The house she stands in front of is Max’s house. It is a small two-story, painted white, with a wide front porch punctuated by square pillars. The trim on the house is black, and the shutters are a faded cinnamon. It looks like a miniature plantation, someone’s idea, way back in the forties when it was built, of an homage to the South. Like most buildings in Ocean Park, it is far from spruced up and a long way from new. Along with its nearest neighbor, Venice Beach, Ocean Park is proud of its California casual air.
There’s a long driveway to the right of the house, and, at the end of it, in the far right corner of the backyard, is a two-car garage with a small apartment sitting above, spilling over the sides like a muffin top. Maggie stares at it as Lucia parks their car in front of the garage. Is this where we’re going to live? For how long? Why? These are the questions running through Maggie’s head, but she doesn’t ask them. She turns and watches her mother, waiting to see what Lucia is going to do.
RICHARD WEISS ARRIVES HOME AT five thirty. Today is the last day of student conferences to wrap up his senior seminar on the ethics of genetically modified foods. It’s the one class he enjoyed teaching; the conversations were always lively. He’s already turned in his grades for his freshman Introductory Chemistry and his upper-division Chemistry 240. Now, finally, this summer, he’ll have time for his own research. He’s struggling with a process called RNA interference, which has the potential to shut down an organism’s ability to express a specific gene. Richard is interested in the gene that produces polyphenol oxidase, the enzyme responsible for browning in fruit. Richard’s hope is that he can create an apple that doesn’t discolor when cut.
The first thing he notices as he parks his car in its assigned space, behind the apartment building, is that Lucia’s car isn’t in her spot adjacent to his. She’s almost always home when he gets there, but he figures she might have forgotten something and made a quick run to the store. Or maybe Maggie had a playdate that ran long. Always logical, he runs through these possible scenarios as he walks through the courtyard and makes his way to the front unit of the westernmost building. Although he often spends large swaths of his day impervious to his surroundings, this afternoon, perhaps because he’s a bit more relaxed, he notices again how graceful their old apartment complex is — two buildings of three units each, forming a square around an open green space. Yes, it’s old, probably built in the twenties, but the architecture is Spanish, the walls are thick, and the roof is half circles of weathered red tiles.

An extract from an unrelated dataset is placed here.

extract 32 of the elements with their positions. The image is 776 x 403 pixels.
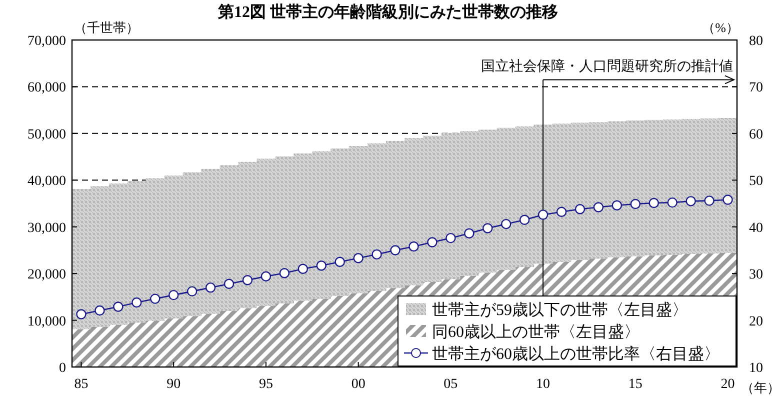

Once inside his apartment, he puts his briefcase and keys down on the small table by the front door and goes immediately into the bedroom to change. This is his routine. Whatever clothes he wears to teach in, even if it’s only jeans and a button-down shirt, always feel too constricting when he’s home. He sheds his shoes and socks, his confining long pants and long-sleeved shirt, and dons flip-flops, shorts, and a T-shirt with the faded Oberlin logo on it. Ah, comfort, finally .

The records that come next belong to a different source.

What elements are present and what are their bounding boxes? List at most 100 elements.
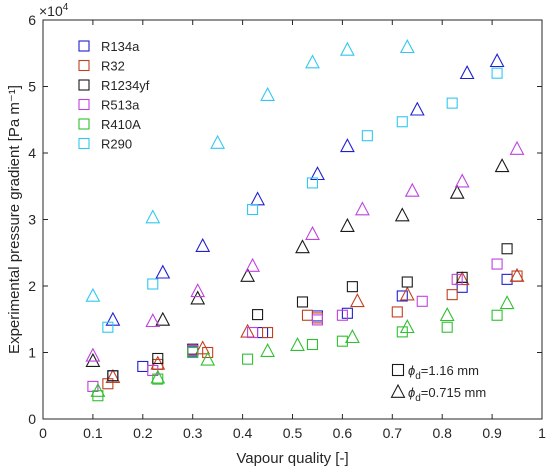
marker-legend-label: ϕd=1.16 mm: [408, 363, 479, 382]
x-tick-label: 0.7: [383, 425, 403, 441]
data-point-triangle: [145, 313, 161, 328]
x-tick-label: 0.8: [432, 425, 452, 441]
legend-label: R290: [101, 137, 132, 152]
x-tick-label: 0.3: [183, 425, 203, 441]
data-point-triangle: [404, 182, 420, 197]
data-point-square: [137, 360, 149, 373]
data-point-square: [396, 290, 408, 302]
data-point-triangle: [85, 352, 101, 367]
data-point-square: [187, 346, 199, 359]
data-point-triangle: [459, 65, 475, 80]
y-axis-label: Experimental pressure gradient [Pa m⁻¹]: [6, 85, 23, 354]
data-point-triangle: [409, 101, 425, 116]
data-point-triangle: [344, 329, 360, 344]
data-point-square: [401, 276, 413, 288]
marker-legend-square: [391, 363, 405, 377]
data-point-triangle: [260, 86, 276, 101]
y-tick-label: 5: [28, 79, 36, 95]
data-point-square: [491, 258, 503, 270]
data-point-triangle: [349, 293, 365, 308]
data-point-square: [252, 309, 264, 321]
y-tick-label: 1: [28, 345, 36, 361]
data-point-triangle: [155, 264, 171, 279]
data-point-triangle: [449, 184, 465, 199]
x-tick-label: 0.5: [283, 425, 303, 441]
data-point-triangle: [399, 319, 415, 334]
data-point-triangle: [354, 201, 370, 216]
data-point-square: [451, 273, 463, 285]
x-axis-ticks: 0 0.1 0.2 0.3 0.4 0.5 0.6 0.7 0.8 0.9 1: [39, 20, 546, 441]
data-point-triangle: [339, 138, 355, 153]
data-point-square: [346, 281, 358, 293]
legend-label: R134a: [101, 39, 140, 54]
series-r1234yf: [85, 158, 513, 382]
data-point-triangle: [190, 290, 206, 305]
data-point-triangle: [150, 369, 166, 384]
data-point-square: [336, 309, 348, 321]
data-point-square: [491, 67, 503, 79]
data-point-square: [441, 321, 453, 333]
data-point-square: [301, 309, 314, 321]
data-point-triangle: [245, 257, 261, 272]
x-axis-label: Vapour quality [-]: [236, 450, 348, 467]
data-point-triangle: [305, 54, 320, 69]
legend-label: R1234yf: [101, 78, 150, 93]
data-point-triangle: [339, 41, 355, 56]
data-point-square: [152, 352, 164, 365]
data-point-triangle: [305, 225, 320, 240]
data-point-triangle: [90, 382, 106, 397]
y-tick-label: 4: [28, 145, 36, 161]
x-tick-label: 0.9: [482, 425, 502, 441]
data-point-triangle: [195, 237, 211, 252]
series-r290: [85, 39, 503, 333]
data-point-square: [306, 338, 319, 351]
x-tick-label: 0.1: [83, 425, 103, 441]
x-tick-label: 0.4: [233, 425, 253, 441]
y-axis-exponent: ×104: [39, 2, 69, 19]
data-point-triangle: [190, 283, 206, 298]
data-point-triangle: [195, 340, 211, 355]
legend-marker: [78, 98, 90, 111]
data-point-square: [396, 116, 408, 128]
data-point-square: [336, 335, 348, 347]
legend-label: R32: [101, 59, 125, 74]
data-point-triangle: [85, 287, 101, 302]
legend-label: R513a: [101, 98, 140, 113]
x-tick-label: 0: [39, 425, 47, 441]
data-point-square: [501, 273, 513, 285]
data-point-square: [446, 289, 458, 301]
data-point-triangle: [394, 207, 410, 222]
data-point-square: [311, 314, 324, 326]
data-point-triangle: [509, 140, 525, 155]
data-point-triangle: [339, 217, 355, 232]
legend-marker: [78, 137, 90, 150]
data-point-square: [361, 130, 373, 142]
data-point-square: [247, 326, 259, 339]
data-point-square: [92, 390, 104, 402]
data-point-square: [247, 203, 259, 216]
data-point-square: [102, 321, 114, 333]
data-point-triangle: [200, 351, 216, 366]
legend-marker: [78, 79, 90, 91]
y-tick-label: 0: [28, 411, 36, 427]
data-point-square: [242, 353, 254, 365]
data-point-square: [446, 97, 458, 109]
data-point-square: [391, 306, 403, 318]
y-axis-exponent-base: ×10: [39, 3, 63, 19]
data-point-triangle: [295, 239, 310, 254]
data-point-square: [501, 243, 513, 255]
axes: 0 0.1 0.2 0.3 0.4 0.5 0.6 0.7 0.8 0.9 1 0 1 2 3 4 5 6: [28, 12, 546, 441]
data-point-square: [416, 295, 428, 307]
data-point-square: [396, 326, 408, 338]
y-axis-exponent-power: 4: [63, 2, 69, 13]
data-point-triangle: [105, 368, 121, 383]
legend-marker: [78, 59, 90, 72]
data-point-square: [296, 296, 309, 308]
series-r410a: [90, 295, 515, 402]
data-point-triangle: [399, 39, 415, 54]
series-legend: R134a R32 R1234yf R513a R410A R290: [78, 39, 150, 152]
y-tick-label: 6: [28, 12, 36, 28]
data-point-triangle: [454, 173, 470, 188]
y-tick-label: 3: [28, 212, 36, 228]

Next he goes into the kitchen, as Lucia knew he would, and pours himself a cocktail of his own devising. One part lemonade, one part iced tea, and one part cranberry juice, mixed well with three ice cubes. It is as he’s stirring his drink that he sees the note, but it sets off no alarm bells. His first thought is that Lucia, in her ever-considerate way, has written him a note telling him where she is and when she’ll be home.